Gloucestershire Echo (16th October 1933): The Musical Comedy Crime, by Anthony Gilbert, is a book of long-sustained mystery and excitement. The author of Death in Fancy Dress believes in keeping you in suspense, and therein shows his ability and resource. Major John Hillier, a well-known clubman, is found dead in his flat. The discovery is made by a servant, on whom a certain amount of suspicion falls. An inspector traces the dead man’s movements and learns that, after a dinner party, he went to a suburban theatre to see a leading lady. Clue follows clue, and the inspector, in tracing back the Major’s history over some years finds himself in a perfect net of underworld intrigue stretching from England the Continent. It is always an interesting and absorbing story.

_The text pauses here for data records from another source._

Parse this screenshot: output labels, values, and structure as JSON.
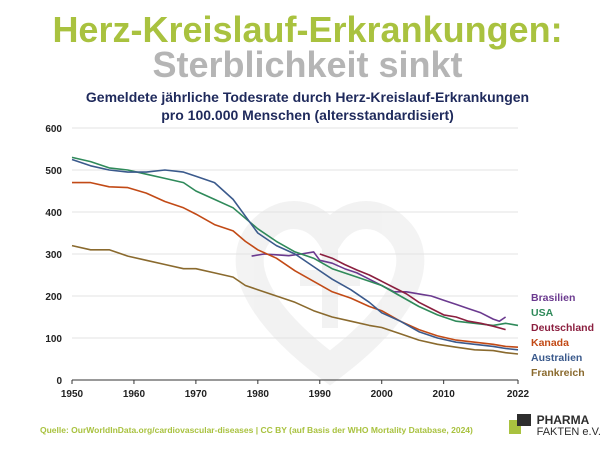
{
  "header": {
    "title_line1": "Herz-Kreislauf-Erkrankungen:",
    "title_line2": "Sterblichkeit sinkt"
  },
  "footer": {
    "source": "Quelle: OurWorldInData.org/cardiovascular-diseases | CC BY (auf Basis der WHO Mortality Database, 2024)",
    "logo_line1": "PHARMA",
    "logo_line2": "FAKTEN e.V."
  },
  "colors": {
    "brand_green": "#a9c23f",
    "brand_grey": "#b5b5b5",
    "navy": "#1f2a5c"
  },
  "chart_data": {
    "type": "line",
    "title": "Gemeldete jährliche Todesrate durch Herz-Kreislauf-Erkrankungen",
    "subtitle": "pro 100.000 Menschen (altersstandardisiert)",
    "xlim": [
      1950,
      2022
    ],
    "ylim": [
      0,
      600
    ],
    "x_ticks": [
      "1950",
      "1960",
      "1970",
      "1980",
      "1990",
      "2000",
      "2010",
      "2022"
    ],
    "y_ticks": [
      "0",
      "100",
      "200",
      "300",
      "400",
      "500",
      "600"
    ],
    "grid": true,
    "legend": "right-inline",
    "series": [
      {
        "name": "Brasilien",
        "color": "#6b3a8f",
        "x": [
          1979,
          1981,
          1983,
          1985,
          1987,
          1989,
          1990,
          1992,
          1994,
          1996,
          1998,
          2000,
          2002,
          2004,
          2006,
          2008,
          2010,
          2012,
          2014,
          2016,
          2018,
          2019,
          2020
        ],
        "y": [
          295,
          300,
          298,
          296,
          300,
          305,
          285,
          278,
          265,
          255,
          240,
          225,
          210,
          210,
          205,
          200,
          190,
          180,
          170,
          160,
          145,
          140,
          150
        ]
      },
      {
        "name": "USA",
        "color": "#2f8a5a",
        "x": [
          1950,
          1953,
          1956,
          1959,
          1962,
          1965,
          1968,
          1970,
          1973,
          1976,
          1978,
          1980,
          1983,
          1986,
          1989,
          1992,
          1995,
          1998,
          2000,
          2003,
          2006,
          2009,
          2012,
          2015,
          2018,
          2020,
          2022
        ],
        "y": [
          530,
          520,
          505,
          500,
          490,
          480,
          470,
          450,
          430,
          410,
          385,
          360,
          330,
          305,
          290,
          265,
          250,
          235,
          225,
          200,
          175,
          155,
          140,
          135,
          130,
          135,
          130
        ]
      },
      {
        "name": "Deutschland",
        "color": "#8b1f3f",
        "x": [
          1990,
          1992,
          1994,
          1996,
          1998,
          2000,
          2002,
          2004,
          2006,
          2008,
          2010,
          2012,
          2014,
          2016,
          2018,
          2020
        ],
        "y": [
          300,
          290,
          275,
          262,
          250,
          235,
          220,
          205,
          185,
          170,
          155,
          150,
          140,
          135,
          128,
          120
        ]
      },
      {
        "name": "Kanada",
        "color": "#c24a16",
        "x": [
          1950,
          1953,
          1956,
          1959,
          1962,
          1965,
          1968,
          1970,
          1973,
          1976,
          1978,
          1980,
          1983,
          1986,
          1989,
          1992,
          1995,
          1998,
          2000,
          2003,
          2006,
          2009,
          2012,
          2015,
          2018,
          2020,
          2022
        ],
        "y": [
          470,
          470,
          460,
          458,
          445,
          425,
          410,
          395,
          370,
          355,
          330,
          310,
          290,
          260,
          235,
          210,
          195,
          175,
          165,
          140,
          120,
          105,
          95,
          90,
          85,
          80,
          78
        ]
      },
      {
        "name": "Australien",
        "color": "#3b5a8c",
        "x": [
          1950,
          1953,
          1956,
          1959,
          1962,
          1965,
          1968,
          1970,
          1973,
          1976,
          1978,
          1980,
          1983,
          1986,
          1989,
          1992,
          1995,
          1998,
          2000,
          2003,
          2006,
          2009,
          2012,
          2015,
          2018,
          2020,
          2022
        ],
        "y": [
          525,
          510,
          500,
          495,
          495,
          500,
          495,
          485,
          470,
          430,
          390,
          350,
          320,
          300,
          270,
          240,
          215,
          185,
          160,
          140,
          115,
          100,
          90,
          85,
          80,
          75,
          72
        ]
      },
      {
        "name": "Frankreich",
        "color": "#8a6a2e",
        "x": [
          1950,
          1953,
          1956,
          1959,
          1962,
          1965,
          1968,
          1970,
          1973,
          1976,
          1978,
          1980,
          1983,
          1986,
          1989,
          1992,
          1995,
          1998,
          2000,
          2003,
          2006,
          2009,
          2012,
          2015,
          2018,
          2020,
          2022
        ],
        "y": [
          320,
          310,
          310,
          295,
          285,
          275,
          265,
          265,
          255,
          245,
          225,
          215,
          200,
          185,
          165,
          150,
          140,
          130,
          125,
          110,
          95,
          85,
          78,
          72,
          70,
          65,
          62
        ]
      }
    ]
  }
}
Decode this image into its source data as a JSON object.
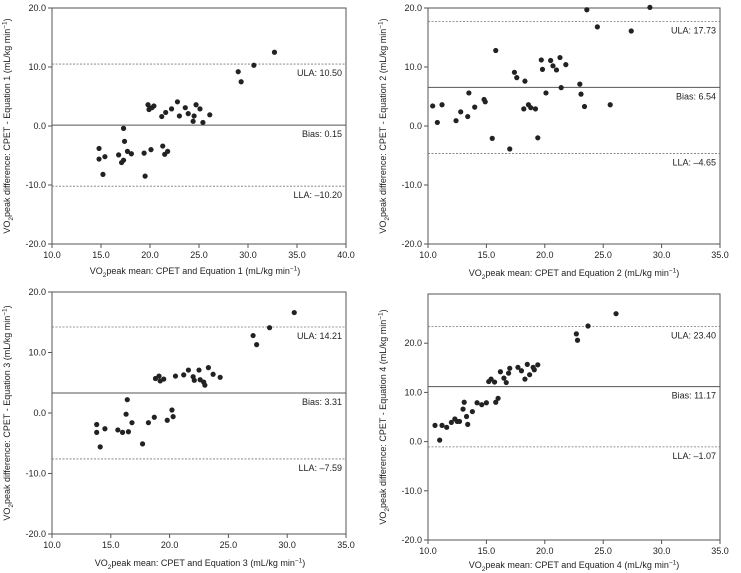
{
  "chart_data": [
    {
      "type": "scatter",
      "xlabel_pre": "VO",
      "xlabel_sub": "2",
      "xlabel_post": "peak mean: CPET and Equation 1 (mL/kg min",
      "xlabel_sup": "−1",
      "xlabel_end": ")",
      "ylabel_pre": "VO",
      "ylabel_sub": "2",
      "ylabel_post": "peak difference: CPET - Equation 1 (mL/kg min",
      "ylabel_sup": "−1",
      "ylabel_end": ")",
      "xlim": [
        10,
        40
      ],
      "ylim": [
        -20,
        20
      ],
      "x_ticks": [
        "10.0",
        "15.0",
        "20.0",
        "25.0",
        "30.0",
        "35.0",
        "40.0"
      ],
      "y_ticks": [
        "20.0",
        "10.0",
        "0.0",
        "-10.0",
        "-20.0"
      ],
      "ula": {
        "label": "ULA: 10.50",
        "value": 10.5
      },
      "bias": {
        "label": "Bias: 0.15",
        "value": 0.15
      },
      "lla": {
        "label": "LLA: –10.20",
        "value": -10.2
      },
      "points": [
        [
          14.8,
          -3.8
        ],
        [
          14.8,
          -5.6
        ],
        [
          15.2,
          -8.2
        ],
        [
          15.4,
          -5.2
        ],
        [
          16.8,
          -4.9
        ],
        [
          17.1,
          -6.2
        ],
        [
          17.3,
          -5.8
        ],
        [
          17.3,
          -0.4
        ],
        [
          17.4,
          -2.6
        ],
        [
          17.7,
          -4.3
        ],
        [
          18.1,
          -4.7
        ],
        [
          19.4,
          -4.6
        ],
        [
          19.5,
          -8.5
        ],
        [
          19.8,
          3.6
        ],
        [
          19.9,
          2.8
        ],
        [
          20.1,
          -4.0
        ],
        [
          20.2,
          3.1
        ],
        [
          20.4,
          3.4
        ],
        [
          21.2,
          1.6
        ],
        [
          21.3,
          -3.4
        ],
        [
          21.5,
          -4.8
        ],
        [
          21.6,
          2.3
        ],
        [
          21.8,
          -4.3
        ],
        [
          22.2,
          2.9
        ],
        [
          22.8,
          4.1
        ],
        [
          23.0,
          1.7
        ],
        [
          23.6,
          3.1
        ],
        [
          23.9,
          2.1
        ],
        [
          24.4,
          0.8
        ],
        [
          24.5,
          1.7
        ],
        [
          24.7,
          3.6
        ],
        [
          25.1,
          2.9
        ],
        [
          25.4,
          0.6
        ],
        [
          26.1,
          1.9
        ],
        [
          29.0,
          9.2
        ],
        [
          29.3,
          7.5
        ],
        [
          30.6,
          10.3
        ],
        [
          32.7,
          12.5
        ]
      ]
    },
    {
      "type": "scatter",
      "xlabel_pre": "VO",
      "xlabel_sub": "2",
      "xlabel_post": "peak mean: CPET and Equation 2 (mL/kg min",
      "xlabel_sup": "−1",
      "xlabel_end": ")",
      "ylabel_pre": "VO",
      "ylabel_sub": "2",
      "ylabel_post": "peak difference: CPET - Equation 2 (mL/kg min",
      "ylabel_sup": "−1",
      "ylabel_end": ")",
      "xlim": [
        10,
        35
      ],
      "ylim": [
        -20,
        20
      ],
      "x_ticks": [
        "10.0",
        "15.0",
        "20.0",
        "25.0",
        "30.0",
        "35.0"
      ],
      "y_ticks": [
        "20.0",
        "10.0",
        "0.0",
        "-10.0",
        "-20.0"
      ],
      "ula": {
        "label": "ULA: 17.73",
        "value": 17.73
      },
      "bias": {
        "label": "Bias: 6.54",
        "value": 6.54
      },
      "lla": {
        "label": "LLA: –4.65",
        "value": -4.65
      },
      "points": [
        [
          10.4,
          3.4
        ],
        [
          10.8,
          0.6
        ],
        [
          11.2,
          3.6
        ],
        [
          12.4,
          0.9
        ],
        [
          12.8,
          2.4
        ],
        [
          13.4,
          1.6
        ],
        [
          13.5,
          5.6
        ],
        [
          14.0,
          3.2
        ],
        [
          14.8,
          4.5
        ],
        [
          14.9,
          4.1
        ],
        [
          15.5,
          -2.1
        ],
        [
          15.8,
          12.8
        ],
        [
          17.0,
          -3.9
        ],
        [
          17.4,
          9.1
        ],
        [
          17.6,
          8.2
        ],
        [
          18.2,
          2.9
        ],
        [
          18.3,
          7.6
        ],
        [
          18.6,
          3.6
        ],
        [
          18.8,
          3.1
        ],
        [
          19.2,
          2.9
        ],
        [
          19.4,
          -2.0
        ],
        [
          19.7,
          11.2
        ],
        [
          19.8,
          9.6
        ],
        [
          20.1,
          5.6
        ],
        [
          20.5,
          11.1
        ],
        [
          20.7,
          10.2
        ],
        [
          21.0,
          9.5
        ],
        [
          21.3,
          11.6
        ],
        [
          21.4,
          6.5
        ],
        [
          21.8,
          10.4
        ],
        [
          23.0,
          7.1
        ],
        [
          23.1,
          5.4
        ],
        [
          23.4,
          3.3
        ],
        [
          23.6,
          19.7
        ],
        [
          24.5,
          16.8
        ],
        [
          25.6,
          3.6
        ],
        [
          27.4,
          16.1
        ],
        [
          29.0,
          20.1
        ]
      ]
    },
    {
      "type": "scatter",
      "xlabel_pre": "VO",
      "xlabel_sub": "2",
      "xlabel_post": "peak mean: CPET and Equation 3 (mL/kg min",
      "xlabel_sup": "−1",
      "xlabel_end": ")",
      "ylabel_pre": "VO",
      "ylabel_sub": "2",
      "ylabel_post": "peak difference: CPET - Equation 3 (mL/kg min",
      "ylabel_sup": "−1",
      "ylabel_end": ")",
      "xlim": [
        10,
        35
      ],
      "ylim": [
        -20,
        20
      ],
      "x_ticks": [
        "10.0",
        "15.0",
        "20.0",
        "25.0",
        "30.0",
        "35.0"
      ],
      "y_ticks": [
        "20.0",
        "10.0",
        "0.0",
        "-10.0",
        "-20.0"
      ],
      "ula": {
        "label": "ULA: 14.21",
        "value": 14.21
      },
      "bias": {
        "label": "Bias: 3.31",
        "value": 3.31
      },
      "lla": {
        "label": "LLA: –7.59",
        "value": -7.59
      },
      "points": [
        [
          13.8,
          -1.9
        ],
        [
          13.8,
          -3.2
        ],
        [
          14.1,
          -5.6
        ],
        [
          14.5,
          -2.6
        ],
        [
          15.6,
          -2.8
        ],
        [
          16.0,
          -3.2
        ],
        [
          16.3,
          -0.2
        ],
        [
          16.4,
          2.2
        ],
        [
          16.5,
          -3.1
        ],
        [
          16.8,
          -1.6
        ],
        [
          17.7,
          -5.1
        ],
        [
          18.2,
          -1.6
        ],
        [
          18.7,
          -0.7
        ],
        [
          18.8,
          5.7
        ],
        [
          19.1,
          6.1
        ],
        [
          19.2,
          5.3
        ],
        [
          19.5,
          5.6
        ],
        [
          19.8,
          -1.2
        ],
        [
          20.2,
          0.5
        ],
        [
          20.3,
          -0.6
        ],
        [
          20.5,
          6.1
        ],
        [
          21.2,
          6.3
        ],
        [
          21.6,
          7.1
        ],
        [
          22.0,
          6.0
        ],
        [
          22.1,
          5.4
        ],
        [
          22.5,
          7.1
        ],
        [
          22.6,
          5.5
        ],
        [
          22.9,
          5.1
        ],
        [
          23.0,
          4.6
        ],
        [
          23.3,
          7.5
        ],
        [
          23.7,
          6.4
        ],
        [
          24.3,
          5.9
        ],
        [
          27.1,
          12.8
        ],
        [
          27.4,
          11.3
        ],
        [
          28.5,
          14.1
        ],
        [
          30.6,
          16.6
        ]
      ]
    },
    {
      "type": "scatter",
      "xlabel_pre": "VO",
      "xlabel_sub": "2",
      "xlabel_post": "peak mean: CPET and Equation 4 (mL/kg min",
      "xlabel_sup": "−1",
      "xlabel_end": ")",
      "ylabel_pre": "VO",
      "ylabel_sub": "2",
      "ylabel_post": "peak difference: CPET - Equation 4 (mL/kg min",
      "ylabel_sup": "−1",
      "ylabel_end": ")",
      "xlim": [
        10,
        35
      ],
      "ylim": [
        -20,
        30
      ],
      "x_ticks": [
        "10.0",
        "15.0",
        "20.0",
        "25.0",
        "30.0",
        "35.0"
      ],
      "y_ticks": [
        "20.0",
        "10.0",
        "0.0",
        "-10.0",
        "-20.0"
      ],
      "ula": {
        "label": "ULA: 23.40",
        "value": 23.4
      },
      "bias": {
        "label": "Bias: 11.17",
        "value": 11.17
      },
      "lla": {
        "label": "LLA: –1.07",
        "value": -1.07
      },
      "points": [
        [
          10.6,
          3.3
        ],
        [
          11.0,
          0.3
        ],
        [
          11.2,
          3.3
        ],
        [
          11.6,
          2.9
        ],
        [
          12.0,
          3.9
        ],
        [
          12.3,
          4.6
        ],
        [
          12.5,
          4.1
        ],
        [
          12.7,
          4.1
        ],
        [
          13.0,
          6.6
        ],
        [
          13.1,
          8.0
        ],
        [
          13.3,
          5.1
        ],
        [
          13.4,
          3.5
        ],
        [
          13.8,
          6.1
        ],
        [
          14.2,
          7.9
        ],
        [
          14.6,
          7.5
        ],
        [
          15.0,
          7.9
        ],
        [
          15.2,
          12.2
        ],
        [
          15.4,
          12.7
        ],
        [
          15.7,
          12.1
        ],
        [
          15.8,
          8.0
        ],
        [
          16.0,
          8.8
        ],
        [
          16.2,
          14.2
        ],
        [
          16.5,
          12.9
        ],
        [
          16.7,
          12.0
        ],
        [
          16.9,
          13.9
        ],
        [
          17.0,
          14.9
        ],
        [
          17.7,
          15.1
        ],
        [
          18.0,
          14.4
        ],
        [
          18.3,
          12.7
        ],
        [
          18.5,
          15.7
        ],
        [
          18.7,
          13.6
        ],
        [
          19.0,
          15.1
        ],
        [
          19.1,
          14.6
        ],
        [
          19.4,
          15.6
        ],
        [
          22.7,
          21.9
        ],
        [
          22.8,
          20.6
        ],
        [
          23.7,
          23.5
        ],
        [
          26.1,
          26.0
        ]
      ]
    }
  ]
}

Edinburgh Evening News (18th October 1933): This is a very fascinating novel, in which the importance of detail in crime solution is demonstrated. Society was well rid of Major John Hillier. whose personality and education were a cloak for his underworld activities. Hillier was found in his flat with his head battered in, and suspicion falls first on one person and then on another as a Scotland Yard officer proceeds to fill in some of the blanks. Among those to whom the accusing finger points is a Member of Parliament who was indiscreet enough to pay an uninvited visit to the major’s house early in the morning on which Hillier was found dead. Circumstantially. the said M.P. had a good deal to explain away, and publicity or scandal was the last thing he desired. The murdered man’s servant was also under suspicion, but in the end it is a second M.P. who provides the clues that lead to a water-tight charge being preferred against the real murderer, the husband of a third-rate musical comedy actress.

Aberdeen Press and Journal (19th October 1933): A detective story that begins turgidly but opens out into some real good work.